Não podia estar mais de acordo Sofia Aboim, que acaba de ganhar uma bolsa de 2,7 milhões do ERC para o projecto TRANSRIGHTS – Cidadania de género e direitos sexuais na Europa: vidas transgénero numa perspectiva transnacional”, que inclui investigadores de Portugal, França, Reino Unido, Holanda e Suécia. É preciso contar com gestores, contabilistas, informáticos, ir a Bruxelas a entrevistas.

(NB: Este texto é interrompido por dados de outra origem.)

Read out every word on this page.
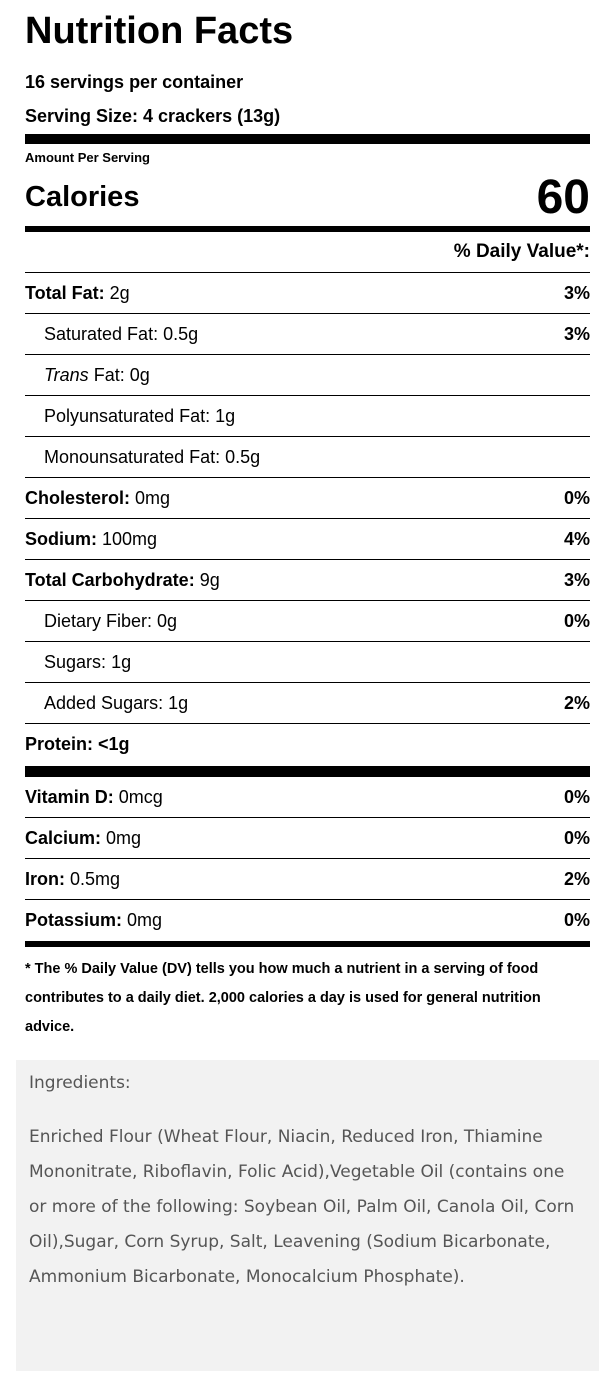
Nutrition Facts
16 servings per container
Serving Size: 4 crackers (13g)
Amount Per Serving
Calories	60
% Daily Value*:
Total Fat: 2g	3%
Saturated Fat: 0.5g	3%
Trans Fat: 0g
Polyunsaturated Fat: 1g
Monounsaturated Fat: 0.5g
Cholesterol: 0mg	0%
Sodium: 100mg	4%
Total Carbohydrate: 9g	3%
Dietary Fiber: 0g	0%
Sugars: 1g
Added Sugars: 1g	2%
Protein: <1g
Vitamin D: 0mcg	0%
Calcium: 0mg	0%
Iron: 0.5mg	2%
Potassium: 0mg	0%
* The % Daily Value (DV) tells you how much a nutrient in a serving of food contributes to a daily diet. 2,000 calories a day is used for general nutrition advice.
Ingredients:
Enriched Flour (Wheat Flour, Niacin, Reduced Iron, Thiamine Mononitrate, Riboflavin, Folic Acid),Vegetable Oil (contains one or more of the following: Soybean Oil, Palm Oil, Canola Oil, Corn Oil),Sugar, Corn Syrup, Salt, Leavening (Sodium Bicarbonate, Ammonium Bicarbonate, Monocalcium Phosphate).
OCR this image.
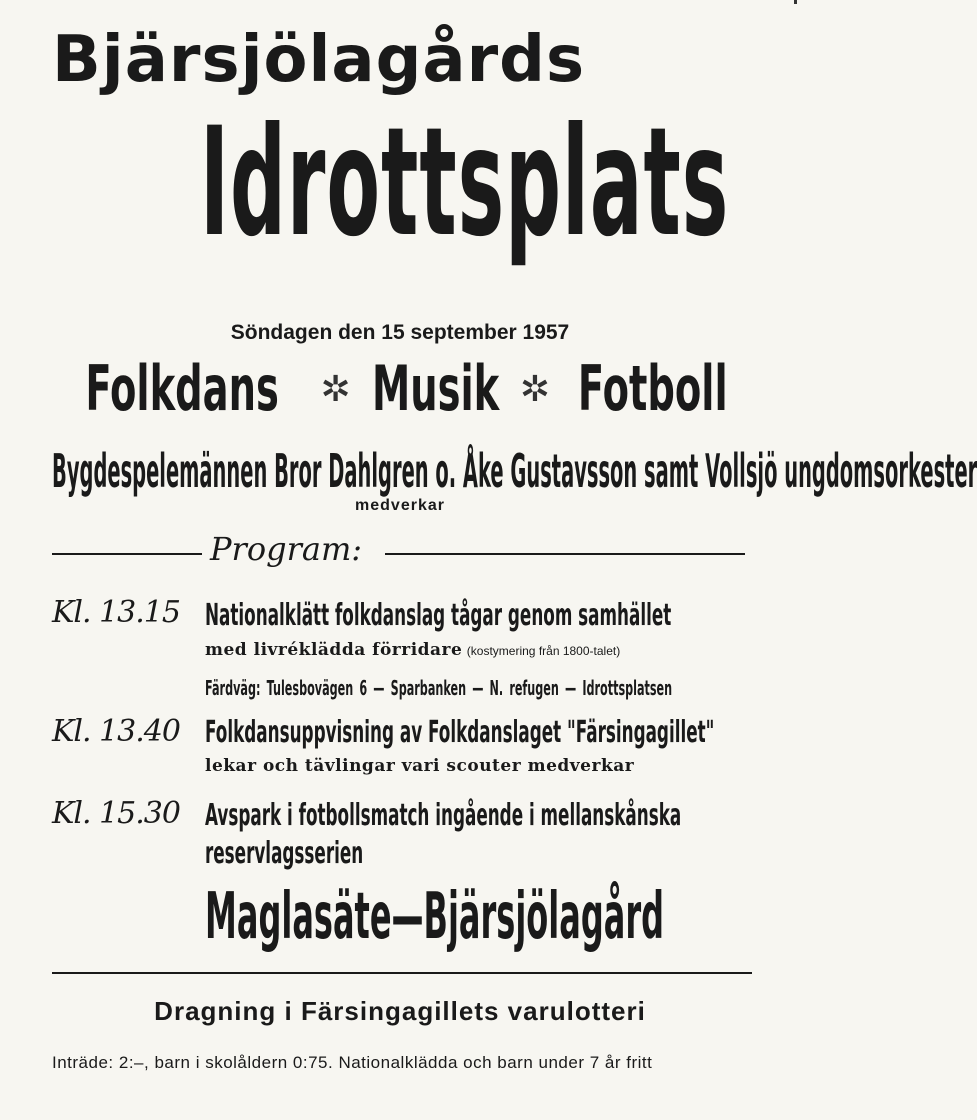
Bjärsjölagårds
Idrottsplats
Söndagen den 15 september 1957
Folkdans ✲ Musik ✲ Fotboll
Bygdespelemännen Bror Dahlgren o. Åke Gustavsson samt Vollsjö ungdomsorkester
medverkar
Program:
Kl. 13.15 Nationalklätt folkdanslag tågar genom samhället
med livréklädda förridare (kostymering från 1800-talet)
Färdväg: Tulesbovägen 6 — Sparbanken — N. refugen — Idrottsplatsen
Kl. 13.40 Folkdansuppvisning av Folkdanslaget "Färsingagillet"
lekar och tävlingar vari scouter medverkar
Kl. 15.30 Avspark i fotbollsmatch ingående i mellanskånska
reservlagsserien
Maglasäte—Bjärsjölagård
Dragning i Färsingagillets varulotteri
Inträde: 2:–, barn i skolåldern 0:75. Nationalklädda och barn under 7 år fritt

“As instituições científicas estão sujeitas a enorme burocracia, a recorrentes avaliações, o que torna por vezes impossível fazer o nosso trabalho”, critica Boaventura Sousa Santos. Mas o pior mesmo, a avaliar pelo que diz Fernando Diogo, é a escassez de meios. Na Universidade dos Açores, por exemplo, há muito quem dê mais quatro horas de aulas do que o máximo previsto por lei por não haver novas contratações. E dar mais aulas implica, por certo, menos tempo para investigar. Contratar alguém para fazer a mera inserção de dados pode ser o cabo das tormentas, como sabe Ida Lemos, investigadora em psicologia da Universidade do Algarve. Tudo parece incerto, sobretudo o destino dos precários da ciência.